Monday, December 12, 2011

Bathroom Monologue: First World Problems

Our problems are different? How can they be different? Our circumstances are the same. I am broke. You are broke. I know you are because you drive the same cab as I do. I make, maybe a little more money, because you frown at everyone. And you are broke, so you have to live with your sisters and parents. And I am rich, so my sisters, brothers, cousins, nephews, uncles and parents will live with me. The same.

You have an apartment with three rooms. You say it has three rooms. You say, “How can five people live in this place? It will be terrible.”

I have an apartment with two rooms, counting the bathroom. I count the bathroom. You do not. You could say, “Mommy dearest, here is a room of your own. It has a sink and a shower.” But you don’t say that.

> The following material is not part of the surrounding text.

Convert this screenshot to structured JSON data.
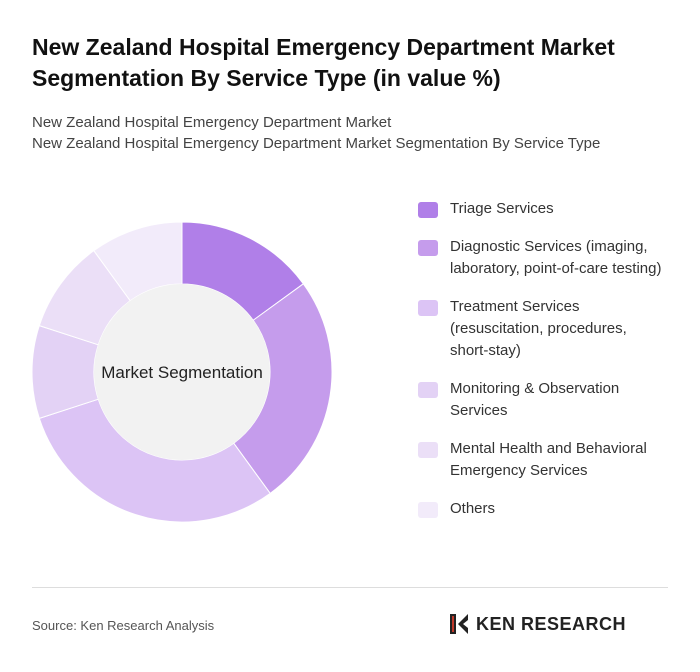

I have an apartment with two rooms and eleven beloved roommates. I am overjoyed all eleven of my family can live here. Nobody has a room of their own. Nobody has a bowel movement of his own, and we’re grateful. Is it because we’re from elsewhere? Is it because we have crazy primitive values? Is it because we have not watched enough television, used enough Sprint minutes and eaten enough food from wrappers? They are all happy to be there and eat this fast food. Well, except my mother and one of my uncles, but they have had hard lives. They do not know happiness so well anymore.

They do not know happiness so well because they saw children come home without arms. I mean they ate mud to fill their stomachs and never met their father. You are unhappy because your mother and father might have to share the same room in your three-room apartment. Is this what legal divorce does? I don’t understand.

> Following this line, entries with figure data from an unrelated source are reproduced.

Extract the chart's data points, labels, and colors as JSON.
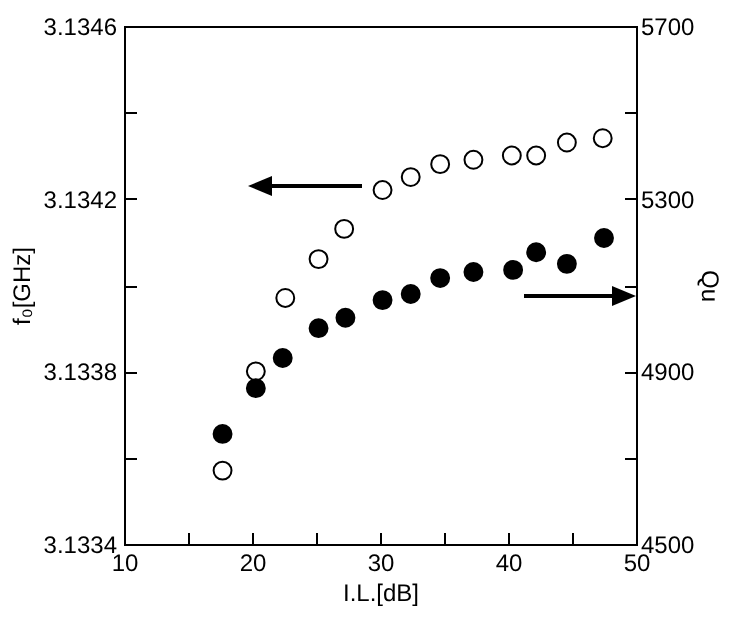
{
  "chart_data": {
    "type": "scatter",
    "xlabel": "I.L.[dB]",
    "ylabel": "f₀[GHz]",
    "y2label": "Qu",
    "xlim": [
      10,
      50
    ],
    "xticks": [
      10,
      {
        "value": 15,
        "label": null
      },
      20,
      {
        "value": 25,
        "label": null
      },
      30,
      {
        "value": 35,
        "label": null
      },
      40,
      {
        "value": 45,
        "label": null
      },
      50
    ],
    "ylim": [
      3.1334,
      3.1346
    ],
    "yticks": [
      3.1334,
      {
        "value": 3.1336,
        "label": null
      },
      3.1338,
      {
        "value": 3.134,
        "label": null
      },
      3.1342,
      {
        "value": 3.1344,
        "label": null
      },
      3.1346
    ],
    "y2lim": [
      4500,
      5700
    ],
    "y2ticks": [
      4500,
      {
        "value": 4700,
        "label": null
      },
      4900,
      {
        "value": 5100,
        "label": null
      },
      5300,
      {
        "value": 5500,
        "label": null
      },
      5700
    ],
    "marker": "circle",
    "grid": false,
    "series": [
      {
        "color": "#ffffff",
        "x": [
          17.7,
          20.3,
          22.6,
          25.2,
          27.2,
          30.2,
          32.4,
          34.7,
          37.3,
          40.3,
          42.2,
          44.6,
          47.4
        ],
        "values": [
          3.13357,
          3.1338,
          3.13397,
          3.13406,
          3.13413,
          3.13422,
          3.13425,
          3.13428,
          3.13429,
          3.1343,
          3.1343,
          3.13433,
          3.13434
        ]
      },
      {
        "color": "#000000",
        "axis": "y2",
        "x": [
          17.7,
          20.3,
          22.4,
          25.2,
          27.3,
          30.2,
          32.4,
          34.7,
          37.3,
          40.4,
          42.2,
          44.6,
          47.5
        ],
        "values": [
          4755,
          4861,
          4931,
          5000,
          5024,
          5065,
          5079,
          5116,
          5130,
          5135,
          5176,
          5149,
          5209
        ]
      }
    ]
  }
}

Where we come from, people are divorced by slave trade. Hands are divorced from you for stealing fruit. Here, in one day, I work? And everybody in my two-room apartment eats fruit. No one steals.

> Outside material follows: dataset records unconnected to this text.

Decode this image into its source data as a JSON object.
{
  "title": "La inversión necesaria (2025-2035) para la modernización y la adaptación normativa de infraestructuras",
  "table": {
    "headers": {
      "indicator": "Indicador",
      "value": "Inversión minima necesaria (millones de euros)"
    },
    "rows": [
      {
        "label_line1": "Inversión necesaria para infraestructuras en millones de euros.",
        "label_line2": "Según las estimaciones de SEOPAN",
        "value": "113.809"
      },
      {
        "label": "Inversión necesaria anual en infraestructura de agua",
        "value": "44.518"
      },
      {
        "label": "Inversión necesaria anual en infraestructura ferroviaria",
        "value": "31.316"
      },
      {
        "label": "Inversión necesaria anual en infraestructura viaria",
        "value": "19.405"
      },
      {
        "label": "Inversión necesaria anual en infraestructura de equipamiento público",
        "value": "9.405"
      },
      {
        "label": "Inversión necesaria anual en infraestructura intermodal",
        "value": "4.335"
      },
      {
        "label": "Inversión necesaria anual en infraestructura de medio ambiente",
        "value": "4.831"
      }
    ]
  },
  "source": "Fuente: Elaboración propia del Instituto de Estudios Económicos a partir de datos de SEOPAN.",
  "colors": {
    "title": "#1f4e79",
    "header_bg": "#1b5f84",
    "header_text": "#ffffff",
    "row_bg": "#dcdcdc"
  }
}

I don’t understand you. It must be your realism. Americans are much more realistic than we are. I make some cabby-money and I think, “Oh my nephew can come live on my floor now, and not in that country, and not get sick, or join rebels, or get killed in civil war.” My family is like that. We are unrealistic.

You and your mommy assess how things really are. She thinks, “Oh I have to go live with my son now, and I will not sleep on park benches, but I will have to wait for bathroom, and talk to them when I am tired, and smell their unwiped selves late at night.” A very realistic family you have, concerned on what will be, while we are so happy with what won’t. Funny, though. Unrealistic as we are, we live in the same reality you do. In fewer rooms, too, with fewer complaints.


  1. I really like the idea of this. It's powerful and makes a neat point.

  2. Much better than my latest rant regarding inequality.

  3. Phew! Suddenly very grateful for everything I have this season, rather than looking at what I don't. Excellent piece!